The FDA will launch a rare disease center to unify its policies and find new ways to evaluate drugs that can pose a regulatory dilemma, it announced Wednesday.
The new Rare Disease Innovation Hub comes after the agency has struggled to reach a consensus on what types of evidence and trial designs are needed to evaluate therapies for rare conditions, particularly when there are very small numbers of patients who could participate in a test. Companies like Stealth BioTherapeutics say that they have received conflicting advice from different FDA divisions on how to run studies, imperiling their therapies.
The new hub looks to connect various parts of the agency and will be led by CBER Director Peter Marks and CDER Director Patrizia Cavazzoni.

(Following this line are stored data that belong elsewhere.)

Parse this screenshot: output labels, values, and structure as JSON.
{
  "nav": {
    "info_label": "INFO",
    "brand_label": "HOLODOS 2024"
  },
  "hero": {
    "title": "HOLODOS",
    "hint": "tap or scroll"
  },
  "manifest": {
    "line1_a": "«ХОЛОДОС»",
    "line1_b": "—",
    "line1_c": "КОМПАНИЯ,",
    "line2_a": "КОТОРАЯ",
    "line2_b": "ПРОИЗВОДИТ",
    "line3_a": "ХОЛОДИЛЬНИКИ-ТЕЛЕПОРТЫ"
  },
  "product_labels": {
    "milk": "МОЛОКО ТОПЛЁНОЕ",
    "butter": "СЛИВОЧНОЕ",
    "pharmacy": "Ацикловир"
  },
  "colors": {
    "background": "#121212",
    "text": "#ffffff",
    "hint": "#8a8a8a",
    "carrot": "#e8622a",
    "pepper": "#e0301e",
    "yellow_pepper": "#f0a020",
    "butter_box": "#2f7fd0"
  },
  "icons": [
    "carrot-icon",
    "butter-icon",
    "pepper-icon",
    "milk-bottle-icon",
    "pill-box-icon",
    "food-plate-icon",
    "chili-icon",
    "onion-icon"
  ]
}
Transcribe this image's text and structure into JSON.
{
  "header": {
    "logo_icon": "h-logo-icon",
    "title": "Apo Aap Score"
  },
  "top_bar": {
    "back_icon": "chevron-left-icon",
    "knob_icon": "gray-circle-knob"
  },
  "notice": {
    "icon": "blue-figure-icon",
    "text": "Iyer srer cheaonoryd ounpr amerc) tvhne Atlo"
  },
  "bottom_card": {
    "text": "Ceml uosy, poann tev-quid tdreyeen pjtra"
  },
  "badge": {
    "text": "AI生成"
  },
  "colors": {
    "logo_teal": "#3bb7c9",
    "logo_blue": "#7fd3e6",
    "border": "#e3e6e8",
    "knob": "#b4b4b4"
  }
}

“We see huge potential in establishing a new model, within the FDA, to leverage cross-agency expertise and greatly enhance our intercenter connectivity to spur the development of treatments for rare diseases,” they wrote in the news release.
The hub will promote consistency across scientific, clinical and policy issues, while seeking to advance novel endpoints, biomarker tests, innovative trial designs and statistical methods, the officials said. A newly-created senior leadership position, director of strategic coalitions for the hub, will play a critical role in the work that spans therapeutics, medical devices and diagnostic tests.
Word of the hub emerged last month during a panel that included Marks, Endpoints News reported at the time. Marks has looked to speed up rare disease medicines, including through a pilot modeled after Operation Warp Speed that produced the Covid-19 vaccines.